The Sometimes Sisters(10)



“And who is going to keep her honest? What if she skims from the funds or charges us double for what we take out of the store?” Harper asked.

“Books go to a CPA each quarter so he can pay the taxes for that time period,” Zed said. “If there’s a penny that can’t be accounted for, he’ll let me know.”

“And you’ll be fired.” Harper pointed at Tawny. “What are you doin’ here, anyway? Don’t you have another year of college? Or is it ten more? When do they make you leave that fancy sorority house?”



Tawny had had enough of Harper’s smart mouth. She rose up out of her chair and leaned across the table. “I haven’t been in college since December. I quit and I’ve been working in a coffee shop, doing double shifts when I can to pay the rent on a run-down apartment that I was sharing with two other girls. This job will be a huge step up for me. And for your information, I hated being poor and not knowing if I was going to have enough money to buy enough food until the next payday.”

“What happened?” Dana gasped.

“Holy crap! What did you do to make Mama mad enough to cut you off?” Harper talked over her.

Tawny pushed back her chair and headed to the dessert table. “That would be my business and none of either of y’all’s. I’m taking these brownies to the cabin with me. Anyone got a problem with that?”

“Not if I can have the whole banana pudding,” Harper answered.

“I want the chocolate cake,” Brook said.

With shaking hands Tawny picked up the pan of brownies and the folder with her name on it and left the café. By the time she reached her cabin, her cheeks were wet again with tears, only this time they were borne of anger, not grief.

She had a job, a place to live that beat the hell out of the apartment she’d lived in for the past three months, and food to eat three times a day. She set the brownies on top of the microfridge in the corner and tossed the folder on one of the twin beds. Falling face forward into the other one, she buried her face in a pillow so that no one could hear her cussing so much that it would blister the paint right off the walls.

Damn that Harper for pushing her to the limits like that.
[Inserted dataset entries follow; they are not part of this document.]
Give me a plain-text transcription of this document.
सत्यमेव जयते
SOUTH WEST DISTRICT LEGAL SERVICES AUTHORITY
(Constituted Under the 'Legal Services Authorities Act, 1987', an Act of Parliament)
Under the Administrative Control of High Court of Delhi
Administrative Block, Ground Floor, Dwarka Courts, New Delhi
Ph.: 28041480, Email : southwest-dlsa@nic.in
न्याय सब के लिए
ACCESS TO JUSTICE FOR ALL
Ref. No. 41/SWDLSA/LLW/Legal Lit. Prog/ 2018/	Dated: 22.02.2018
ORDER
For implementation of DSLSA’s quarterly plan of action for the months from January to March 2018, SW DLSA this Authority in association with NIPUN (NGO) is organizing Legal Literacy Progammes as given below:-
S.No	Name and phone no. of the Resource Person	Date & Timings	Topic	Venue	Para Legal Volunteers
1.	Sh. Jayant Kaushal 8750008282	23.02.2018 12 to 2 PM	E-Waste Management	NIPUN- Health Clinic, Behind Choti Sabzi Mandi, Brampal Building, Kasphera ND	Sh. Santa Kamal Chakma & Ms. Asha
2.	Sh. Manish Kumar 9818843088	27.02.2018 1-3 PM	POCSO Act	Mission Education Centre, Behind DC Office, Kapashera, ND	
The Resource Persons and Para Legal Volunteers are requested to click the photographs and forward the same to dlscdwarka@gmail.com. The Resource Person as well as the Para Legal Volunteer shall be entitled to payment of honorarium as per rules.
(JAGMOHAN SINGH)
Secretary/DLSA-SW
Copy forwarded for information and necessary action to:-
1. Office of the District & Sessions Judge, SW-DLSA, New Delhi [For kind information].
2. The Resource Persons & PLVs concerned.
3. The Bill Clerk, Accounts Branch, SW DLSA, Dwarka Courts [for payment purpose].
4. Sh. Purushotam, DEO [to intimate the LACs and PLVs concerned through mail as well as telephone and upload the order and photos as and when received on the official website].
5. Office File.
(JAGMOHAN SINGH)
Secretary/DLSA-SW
Worn out from emotion, she fell asleep and didn’t wake until she heard a gentle knock on the door.

“Who is it?” she yelled.

“It’s me, Zed. I’ve got all this computer stuff ready for you to set up.”

She bounced off the bed, grabbed a washcloth from the bathroom, and quickly ran it over her face before she answered the door. “Holy smoke, Uncle Zed. What is all that? I was expecting a laptop.” The back of his old pickup truck was loaded with a desk, a desktop computer, a file cabinet, and boxes with dates marked on the ends.

“It’s the office. These past few years she kept it all in the corner of my little place at the back of the store. I’m glad to get it out of there, because she spent most of the time cussin’ the machinery when she had to deal with it. I need help bringin’ the desk in. Harper helped me load it, but she’s gettin’ the dining room ready for tomorrow right now. And the file cabinets are full of what Annie called hard copy. I reckon you’ll learn a lot when you go through it.”

Tawny got a firm grip on one end of an old oak desk. “Did this thing come over here on the Mayflower?”

“Naw, honey, but they used the wood from the Mayflower to build it.” Zed’s weak smile was a welcome sight for Tawny’s red eyes. “It actually come out of the little country school that’s out there in the middle of the lake these days. Not long before they dammed up the Neches River to make it, they had a big sale at the school. Annie’s mama bought it and the office chair because they knew they were going to build this place. When Annie got the computer, I fixed a slide-out drawer for the keyboard. She was about your height, so it should be a comfortable fit.”

“Where are we putting it?” Tawny asked as they maneuvered it through the door.

“Here by the door. That’s where she put the special phone line in for the Internet stuff for this whole operation,” Zed answered.

“Dial-up is so slow,” Tawny groaned.

“Don’t know nothin’ about that. Just know that Annie didn’t want no Wi-Fi crap out here because it ruins her idea of gettin’ away from it all. That phone line is for the computer. Your regular phone is over there. Folks that bring cell phones can’t get no reception, so they have to use the plain old telephones in their rooms for whatever they want. Most of them bring charge cards if they want to call home,” Zed said on his way out the door to get the chair. “Come on, girl. This stuff ain’t goin’ to unload itself. You got to run an office out of this room tomorrow mornin’. That means the folks check in and out through here.”

“That also means I have to keep it clean, I suppose?” She groaned again.

“Exactly.” Zed grinned. “You’ve got the cushiest job in the business, so you need a little responsibility. I’ll be bringin’ you all the receipts from the café, and Dana will close out each day and bring you a money bag. You’ll take care of it all and put any cash in the safe that’s in your closet over there. Annie did it that way, too. Then on Saturday mornin’ before noon, you take a deposit to the bank in Tyler.”

“Y’all got things all planned out to the letter. Was she sick a long time?”